Par Fériel Berraies Guigny
Le récit du voyage de René Caillié paru aux éditions de la Découverte (2008) est tiré de la version originale du journal intitulé « Journal de voyage à Tombouctou et à Jenné » dans l’Afrique Centrale.
Il réunit un ensemble d’observations faites chez les Maures Braknas, les Nalous et autres peuples pendant les années 1824,1825,1826,1827, 1828 par René Caillé. Dans cette édition de 2008, l’orthographe de l’auteur a été scrupuleusement respectée. Deux volumes racontent comment de Caravane en Caravane, l’auteur déguisé en arabe, converti à l’Islam et le pratiquant scrupuleusement est allé à la rencontre des populations arabes et africaines. Alors que son histoire est entrée dans la légende, on ne connaît que très peu de choses sur la réalité quotidienne de ce périple. Les deux Tomes proposent une retranscription fidèle du vécu et du ressenti du voyageur. Reprenant intégralement la première édition de 1830 et mettant en lumière un tableau authentique des sociétés de l’époque. Le 20 avril 1828, le jeune René Caillié (28 ans) découvre Tombouctou, une cité interdite aux chrétiens, sur les bords du Niger. Elle était seulement connue d’après la description d’un voyageur des plus illustres du XVIe siècle, notre ancêtre européen d’Afrique, Léon l’Africain !

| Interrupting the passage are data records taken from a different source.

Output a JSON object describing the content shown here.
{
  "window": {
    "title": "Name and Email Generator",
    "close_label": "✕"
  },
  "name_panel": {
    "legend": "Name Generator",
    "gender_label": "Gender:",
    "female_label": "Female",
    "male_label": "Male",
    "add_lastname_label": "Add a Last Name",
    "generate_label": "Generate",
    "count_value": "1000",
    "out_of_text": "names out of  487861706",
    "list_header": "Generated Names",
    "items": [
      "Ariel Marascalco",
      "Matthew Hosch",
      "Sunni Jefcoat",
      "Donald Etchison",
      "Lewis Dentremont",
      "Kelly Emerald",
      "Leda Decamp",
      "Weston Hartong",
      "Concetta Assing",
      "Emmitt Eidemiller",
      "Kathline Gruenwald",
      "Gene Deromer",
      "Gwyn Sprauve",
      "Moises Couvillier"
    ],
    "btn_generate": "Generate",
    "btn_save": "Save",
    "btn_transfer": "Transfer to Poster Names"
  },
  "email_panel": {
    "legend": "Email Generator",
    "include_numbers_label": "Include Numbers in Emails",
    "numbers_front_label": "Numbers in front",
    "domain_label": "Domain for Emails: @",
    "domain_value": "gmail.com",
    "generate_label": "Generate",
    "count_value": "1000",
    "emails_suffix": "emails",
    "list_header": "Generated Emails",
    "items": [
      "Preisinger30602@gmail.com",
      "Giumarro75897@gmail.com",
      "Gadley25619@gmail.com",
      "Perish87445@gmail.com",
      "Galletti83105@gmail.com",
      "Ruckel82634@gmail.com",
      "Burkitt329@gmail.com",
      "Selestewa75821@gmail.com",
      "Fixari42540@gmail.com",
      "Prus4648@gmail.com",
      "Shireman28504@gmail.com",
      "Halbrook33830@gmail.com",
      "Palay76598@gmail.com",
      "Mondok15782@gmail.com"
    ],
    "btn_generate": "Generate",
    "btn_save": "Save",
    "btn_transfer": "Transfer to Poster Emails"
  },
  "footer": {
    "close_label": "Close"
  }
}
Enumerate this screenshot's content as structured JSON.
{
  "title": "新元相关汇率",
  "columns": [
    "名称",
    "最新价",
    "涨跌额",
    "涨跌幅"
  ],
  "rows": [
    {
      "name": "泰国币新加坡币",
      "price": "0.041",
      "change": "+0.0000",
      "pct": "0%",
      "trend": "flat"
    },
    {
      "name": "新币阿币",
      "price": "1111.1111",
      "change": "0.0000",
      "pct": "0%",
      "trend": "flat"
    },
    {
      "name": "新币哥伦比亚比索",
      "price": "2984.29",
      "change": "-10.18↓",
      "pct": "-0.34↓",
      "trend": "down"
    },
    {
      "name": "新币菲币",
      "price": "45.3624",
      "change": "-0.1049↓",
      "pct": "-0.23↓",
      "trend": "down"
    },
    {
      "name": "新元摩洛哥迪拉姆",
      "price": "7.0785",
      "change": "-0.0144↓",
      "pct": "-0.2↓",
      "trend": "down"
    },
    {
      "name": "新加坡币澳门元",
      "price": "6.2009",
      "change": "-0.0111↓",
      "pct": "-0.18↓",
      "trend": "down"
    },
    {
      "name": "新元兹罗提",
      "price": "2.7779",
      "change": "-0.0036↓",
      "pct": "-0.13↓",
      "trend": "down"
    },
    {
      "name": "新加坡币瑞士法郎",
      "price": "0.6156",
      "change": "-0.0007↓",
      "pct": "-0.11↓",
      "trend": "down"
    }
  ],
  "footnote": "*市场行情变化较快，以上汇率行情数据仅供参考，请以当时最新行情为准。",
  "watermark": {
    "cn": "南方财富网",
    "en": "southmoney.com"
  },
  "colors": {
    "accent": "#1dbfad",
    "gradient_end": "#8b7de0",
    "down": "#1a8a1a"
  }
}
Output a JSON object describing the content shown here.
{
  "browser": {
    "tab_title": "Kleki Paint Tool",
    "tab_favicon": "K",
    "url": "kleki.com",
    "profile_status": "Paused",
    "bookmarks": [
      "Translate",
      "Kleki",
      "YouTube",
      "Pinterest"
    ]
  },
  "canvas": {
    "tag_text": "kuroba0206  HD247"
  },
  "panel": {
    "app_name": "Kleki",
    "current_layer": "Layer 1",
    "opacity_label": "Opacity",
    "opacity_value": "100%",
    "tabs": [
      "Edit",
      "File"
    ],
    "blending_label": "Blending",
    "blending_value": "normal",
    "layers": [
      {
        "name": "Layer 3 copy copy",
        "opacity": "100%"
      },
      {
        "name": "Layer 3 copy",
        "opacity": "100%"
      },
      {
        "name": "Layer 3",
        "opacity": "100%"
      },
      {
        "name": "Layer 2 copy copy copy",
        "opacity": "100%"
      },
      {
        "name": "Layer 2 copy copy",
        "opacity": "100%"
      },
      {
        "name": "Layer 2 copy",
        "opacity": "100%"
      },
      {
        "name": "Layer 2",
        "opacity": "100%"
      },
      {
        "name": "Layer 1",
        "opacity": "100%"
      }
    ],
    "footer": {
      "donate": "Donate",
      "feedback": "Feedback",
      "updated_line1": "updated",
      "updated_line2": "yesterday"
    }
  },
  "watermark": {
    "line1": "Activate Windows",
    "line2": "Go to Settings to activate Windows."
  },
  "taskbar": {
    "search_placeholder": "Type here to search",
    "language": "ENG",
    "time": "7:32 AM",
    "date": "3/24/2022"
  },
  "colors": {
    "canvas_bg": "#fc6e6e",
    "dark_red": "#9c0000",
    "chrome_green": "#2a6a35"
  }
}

Le rêve fou d’un jeune européen
Fils d’un pauvre boulanger des Deux-Sèvres, René Caillié a grandi en rêvant d’Afrique. Il se fait enrôler comme moussaillon sur une escadrille qui quitte Bordeaux pour le Sénégal le 27 avril 1816. Elle compte cinq navires dont la frégate la Méduse, vouée à une tragique fin. René Caillié échappe au naufrage et arrive à Saint-Louis-du-Sénégal. Là, il a connaissance d’une expédition anglaise partie sur les traces d’un célèbre explorateur écossais, Mungo Park, aventurier dont on a perdu les traces depuis plus de dix ans en Afrique. Démuni et sans ressources, il tente de rejoindre l’expédition en question. Mais trop épuisé, il doit renoncer et retourne à Bordeaux.
Partir pour mieux revenir
En 1824, René Caillé peut enfin revenir au Sénégal pour réaliser son rêve de jeunesse. Le gouverneur de l’époque, le baron Roger tente de le dissuader en lui parlant des grands dangers qui l’attendent. Mais le rêve de Tombouctou est le plus fort. René Caillié rejoint un groupe de Maures et en un an, apprend leurs coutumes ainsi que quelques rudiments de langue arabe. Il s’applique à déchiffrer le Coran. Le 19 avril 1827, il quitte Saint-Louis avec une petite caravane, se faisant passer pour un enfant d’Alexandrie (Égypte) enlevé par les troupes de Bonaparte et désireux de revenir chez lui. Un an après son départ du Sénégal, il parvient au but.
La fin du rêve
Tombouctou ? Loin du rêve idéalisé, la ville africaine fleuve et désert, n’offre aucunes des richesses convoitées dont on a tant parlé dans les récits (toits en or, dallages,…) Après deux semaines durant lesquelles il accumule des notes entre les pages de son Coran, René Caillié prend le chemin du retour avec une caravane d’esclaves qui remonte vers le Maroc, dans des conditions très éprouvantes.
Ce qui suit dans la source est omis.